Smart gave a thumbs-up before being taken off the floor.
“That let us know that he was still good, in good spirits, and we just wanted to get that win for him,” Pressey said.
The Celtics’ 101-98 victory came down to their ability to gather themselves after Smart went down.
“It’s tough to see a teammate go down the way he went down, not knowing what the circumstances was of his injury,” Green said. “But the game had to continue. We had to pull ourselves together quick.”
There were still foul shots to take, and Celtics coach Brad Stevens called on Gerald Wallace.
Wallace had played just three minutes in the team’s first four games this season, but he was ready. It was a position he had been in many times before in his 14 years in the league.
“I was more worried about Marcus and his injury,” Wallace said. “I’ve seen that ankle sprain; matter of fact, I’ve had it before. So for him to be so young and just starting to play good, it’s a bad thing for him to go down like that.”
The Celtics went on a 7-2 run immediately after Smart went down, but they still had to fight off a sewn-together Pacers team that was starving for a win having lost four straight coming in.
As thin as they were, the Pacers still got double-figure scoring from six of the nine players who touched the floor, led by Roy Hibbert (22 points, 11 rebounds).

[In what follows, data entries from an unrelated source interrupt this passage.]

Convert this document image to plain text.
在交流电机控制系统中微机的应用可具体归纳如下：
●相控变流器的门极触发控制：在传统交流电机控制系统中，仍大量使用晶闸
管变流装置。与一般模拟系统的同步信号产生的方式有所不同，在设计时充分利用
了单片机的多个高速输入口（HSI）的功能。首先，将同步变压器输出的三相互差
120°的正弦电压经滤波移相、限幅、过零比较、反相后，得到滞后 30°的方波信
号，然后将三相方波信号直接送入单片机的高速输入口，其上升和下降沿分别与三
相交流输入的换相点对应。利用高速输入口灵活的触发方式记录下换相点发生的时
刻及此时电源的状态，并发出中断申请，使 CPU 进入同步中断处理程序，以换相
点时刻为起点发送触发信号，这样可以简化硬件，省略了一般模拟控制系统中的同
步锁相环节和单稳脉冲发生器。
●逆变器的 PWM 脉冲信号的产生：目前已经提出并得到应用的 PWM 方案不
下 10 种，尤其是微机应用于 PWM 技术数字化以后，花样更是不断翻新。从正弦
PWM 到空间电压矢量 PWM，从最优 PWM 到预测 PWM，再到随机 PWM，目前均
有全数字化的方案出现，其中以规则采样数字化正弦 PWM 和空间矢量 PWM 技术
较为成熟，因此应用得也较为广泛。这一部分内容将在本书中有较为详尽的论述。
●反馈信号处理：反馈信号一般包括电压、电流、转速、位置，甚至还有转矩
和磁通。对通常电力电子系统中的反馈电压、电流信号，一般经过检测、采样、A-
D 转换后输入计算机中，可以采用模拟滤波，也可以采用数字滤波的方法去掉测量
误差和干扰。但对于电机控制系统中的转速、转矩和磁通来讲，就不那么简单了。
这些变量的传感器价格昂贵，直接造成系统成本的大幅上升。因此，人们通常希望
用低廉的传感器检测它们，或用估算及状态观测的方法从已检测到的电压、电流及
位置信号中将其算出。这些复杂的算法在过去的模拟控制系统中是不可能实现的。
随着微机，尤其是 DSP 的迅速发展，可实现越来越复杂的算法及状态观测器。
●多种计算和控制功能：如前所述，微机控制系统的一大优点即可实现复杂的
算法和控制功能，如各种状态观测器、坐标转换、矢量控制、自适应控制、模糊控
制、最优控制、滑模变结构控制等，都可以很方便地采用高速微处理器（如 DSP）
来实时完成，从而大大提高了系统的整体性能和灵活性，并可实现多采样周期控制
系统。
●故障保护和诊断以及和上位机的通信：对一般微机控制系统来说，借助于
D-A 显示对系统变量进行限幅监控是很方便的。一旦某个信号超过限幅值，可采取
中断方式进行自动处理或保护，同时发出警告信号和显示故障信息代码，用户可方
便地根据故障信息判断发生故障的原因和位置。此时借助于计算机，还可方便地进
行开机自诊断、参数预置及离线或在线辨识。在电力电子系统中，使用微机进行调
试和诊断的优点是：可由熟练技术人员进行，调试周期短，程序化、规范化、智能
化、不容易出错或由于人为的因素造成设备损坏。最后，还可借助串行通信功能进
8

Indiana turned the paint into an art gallery, outscoring the Celtics, 56-34.
Stevens knew the Pacers were hobbled coming in, but he didn’t consider them any less of a threat. He answered with as much depth as possible, calling on all but one of his 13 actives and getting a contribution from every one of them, especially in the game’s crucial final stretch.
From Pressey pushing the pace to Wallace forcing the issue on defense to Tyler Zeller and Brandon Bass pushing and shoving with the Pacers’ big men, the Celtics scrapped to keep Indiana at bay.
Jared Sullinger knocked down a 3-pointer with 3:33 left that gave the Celtics a 97-90 lead, and they clung to it the rest of the way.
After Indiana got within 1 with 40 seconds left, the Celtics came up with three offensive rebounds, none bigger than the one Green snatched over Hibbert with six seconds left, which forced the Pacers to finally go into foul mode.
Green coolly knocked down a pair of foul shots that put the Celtics up, 99-96, and ostensibly iced the game.
The Celtics snapped their three-game losing streak, but with Smart’s injury, they face the possibility of a loss they can hardly afford.
X-rays on Smart’s ankle were negative, and he was set to have an MRI after the game.
“We’re hoping it’s a sprain, but we don’t know that,” Stevens said. “So obviously a great deal of concern for him, No. 1, and hopefully he can get back sooner rather than later.”
The Celtics have the second half of a back-to-back against the Chicago Bulls on Saturday night to worry about, but Stevens’s concern was obviously for Smart.
“More worried about the kid than what our lineups or rotations are going to be,” Stevens said. “We’ve got a whole 22 hours to figure that out.”